GXO Direct helps companies only use the warehouse space they need, when they need it, with “pay-as-you-grow” pricing models and shared access to technology, workforce management and value-added services like returns management.

But the company isn’t stopping at the U.K., where it has 30 facilities. GXO is expanding the direct program to continental Europe.

Manduca didn’t reveal how many warehouses will be part of the direct program, and didn’t specify the markets into which the program would expand. But he hinted that e-commerce has seen a “real upswing” in France, which is GXO’s third-largest market by revenue, and that the company also is seeing good growth in Spain and Italy. Netherlands, the fourth-largest market for GXO, also appears to be a possibility.

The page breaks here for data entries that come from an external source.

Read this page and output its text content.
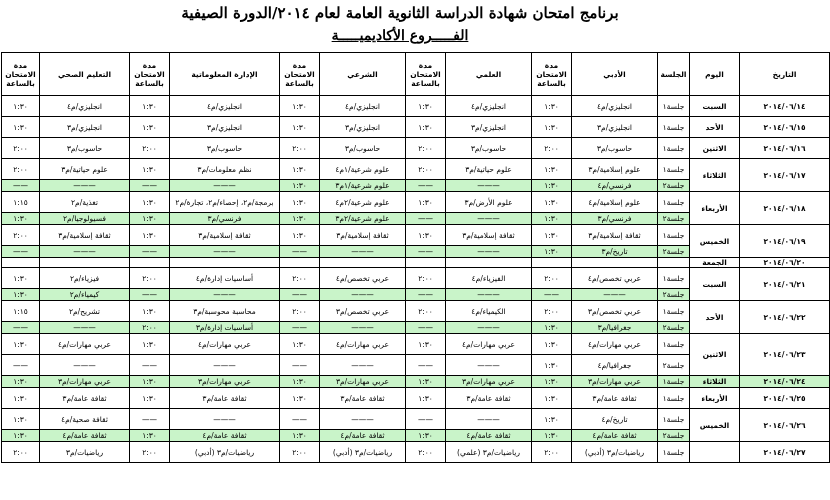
برنامج امتحان شهادة الدراسة الثانوية العامة لعام ٢٠١٤/الدورة الصيفية
الفـــــروع الأكاديميـــــة
التاريخ	اليوم	الجلسة	الأدبي	مدة الامتحان بالساعة	العلمي	مدة الامتحان بالساعة	الشرعي	مدة الامتحان بالساعة	الإدارة المعلوماتية	مدة الامتحان بالساعة	التعليم الصحي	مدة الامتحان بالساعة
٢٠١٤/٠٦/١٤	السبت	جلسة١	انجليزي/م٤	١:٣٠	انجليزي/م٤	١:٣٠	انجليزي/م٤	١:٣٠	انجليزي/م٤	١:٣٠	انجليزي/م٤	١:٣٠
٢٠١٤/٠٦/١٥	الأحد	جلسة١	انجليزي/م٣	١:٣٠	انجليزي/م٣	١:٣٠	انجليزي/م٣	١:٣٠	انجليزي/م٣	١:٣٠	انجليزي/م٣	١:٣٠
٢٠١٤/٠٦/١٦	الاثنين	جلسة١	حاسوب/م٣	٢:٠٠	حاسوب/م٣	٢:٠٠	حاسوب/م٣	٢:٠٠	حاسوب/م٣	٢:٠٠	حاسوب/م٣	٢:٠٠
٢٠١٤/٠٦/١٧	الثلاثاء	جلسة١	علوم إسلامية/م٣	١:٣٠	علوم حياتية/م٣	٢:٠٠	علوم شرعية/١م٤	١:٣٠	نظم معلومات/م٣	١:٣٠	علوم حياتية/م٣	٢:٠٠
		جلسة٢	فرنسي/م٤	١:٣٠	———	——	علوم شرعية/١م٣	١:٣٠	———	——	———	——
٢٠١٤/٠٦/١٨	الأربعاء	جلسة١	علوم إسلامية/م٤	١:٣٠	علوم الأرض/م٣	١:٣٠	علوم شرعية/٢م٤	١:٣٠	برمجة/م٢، إحصاء/م٢، تجارة/م٢	١:٣٠	تغذية/م٢	١:١٥
		جلسة٢	فرنسي/م٣	١:٣٠	———	——	علوم شرعية/٢م٣	١:٣٠	فرنسي/م٣	١:٣٠	فسيولوجيا/م٢	١:٣٠
٢٠١٤/٠٦/١٩	الخميس	جلسة١	ثقافة إسلامية/م٣	١:٣٠	ثقافة إسلامية/م٣	١:٣٠	ثقافة إسلامية/م٣	١:٣٠	ثقافة إسلامية/م٣	١:٣٠	ثقافة إسلامية/م٣	٢:٠٠
		جلسة٢	تاريخ/م٣	١:٣٠	———	——	———	——	———	——	———	——
٢٠١٤/٠٦/٢٠	الجمعة											
٢٠١٤/٠٦/٢١	السبت	جلسة١	عربي تخصص/م٤	٢:٠٠	الفيزياء/م٤	٢:٠٠	عربي تخصص/م٤	٢:٠٠	أساسيات إدارة/م٤	٢:٠٠	فيزياء/م٢	١:٣٠
		جلسة٢	———	——	———	——	———	——	———	——	كيمياء/م٢	١:٣٠
٢٠١٤/٠٦/٢٢	الأحد	جلسة١	عربي تخصص/م٣	٢:٠٠	الكيمياء/م٤	٢:٠٠	عربي تخصص/م٣	٢:٠٠	محاسبة محوسبة/م٣	١:٣٠	تشريح/م٢	١:١٥
		جلسة٢	جغرافيا/م٣	١:٣٠	———	——	———	——	أساسيات إدارة/م٣	٢:٠٠	———	——
٢٠١٤/٠٦/٢٣	الاثنين	جلسة١	عربي مهارات/م٤	١:٣٠	عربي مهارات/م٤	١:٣٠	عربي مهارات/م٤	١:٣٠	عربي مهارات/م٤	١:٣٠	عربي مهارات/م٤	١:٣٠
		جلسة٢	جغرافيا/م٤	١:٣٠	———	——	———	——	———	——	———	——
٢٠١٤/٠٦/٢٤	الثلاثاء	جلسة١	عربي مهارات/م٣	١:٣٠	عربي مهارات/م٣	١:٣٠	عربي مهارات/م٣	١:٣٠	عربي مهارات/م٣	١:٣٠	عربي مهارات/م٣	١:٣٠
٢٠١٤/٠٦/٢٥	الأربعاء	جلسة١	ثقافة عامة/م٣	١:٣٠	ثقافة عامة/م٣	١:٣٠	ثقافة عامة/م٣	١:٣٠	ثقافة عامة/م٣	١:٣٠	ثقافة عامة/م٣	١:٣٠
٢٠١٤/٠٦/٢٦	الخميس	جلسة١	تاريخ/م٤	١:٣٠	———	——	———	——	———	——	ثقافة صحية/م٤	١:٣٠
		جلسة٢	ثقافة عامة/م٤	١:٣٠	ثقافة عامة/م٤	١:٣٠	ثقافة عامة/م٤	١:٣٠	ثقافة عامة/م٤	١:٣٠	ثقافة عامة/م٤	١:٣٠
٢٠١٤/٠٦/٢٧		جلسة١	رياضيات/م٣ (أدبي)	٢:٠٠	رياضيات/م٣ (علمي)	٢:٠٠	رياضيات/م٣ (أدبي)	٢:٠٠	رياضيات/م٣ (أدبي)	٢:٠٠	رياضيات/م٣	٢:٠٠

The company also is gaining inroads into Germany thanks to its $1.3 billion acquisition of Clipper Logistics last October, according to Manduca. Clipper gave GXO another 50 warehouses, totaling 10 million square feet across Europe.

Manduca even credits the acquired company for helping GXO recently land and expand with businesses like Farfetch, which he said was “probably a contract that we wouldn’t necessarily have won, were it not for the fact that we had Clipper onboard.”

GXO currently has a sales pipeline of $2.3 billion, which represents business that is currently in the negotiation stage but not yet won. Baris Oran, chief financial officer at GXO, said in the earnings call that the pipeline typically turns over twice a year, meaning the company’s market opportunity is roughly $4.6 billion for the full year.

Through the end of April, the company secured more than $800 million worth of incremental revenue for 2023, equaling revenue growth of 9 percent year-to-date. The company signed new partnerships and expanded relationships across multiple verticals and markets with Vivienne Westwood, Sainsbury’s, Google, Kellogg’s and Unilever among others.

In addition, about $362 million in revenue is locked in through 2024, which puts the company 38 percent ahead of where it was at this stage last year.

For the first quarter, GXO Logistics generated a net income of $26 million, or 21 cents on a per-share basis. When adjusted for one-time gains and costs, earnings were 49 cents per share.

The company raised its full-year adjusted diluted earnings guidance by 10 cents per share to between $2.40 and $2.60 per share, and maintained its outlook for organic revenue growth of 6 percent to 8 percent.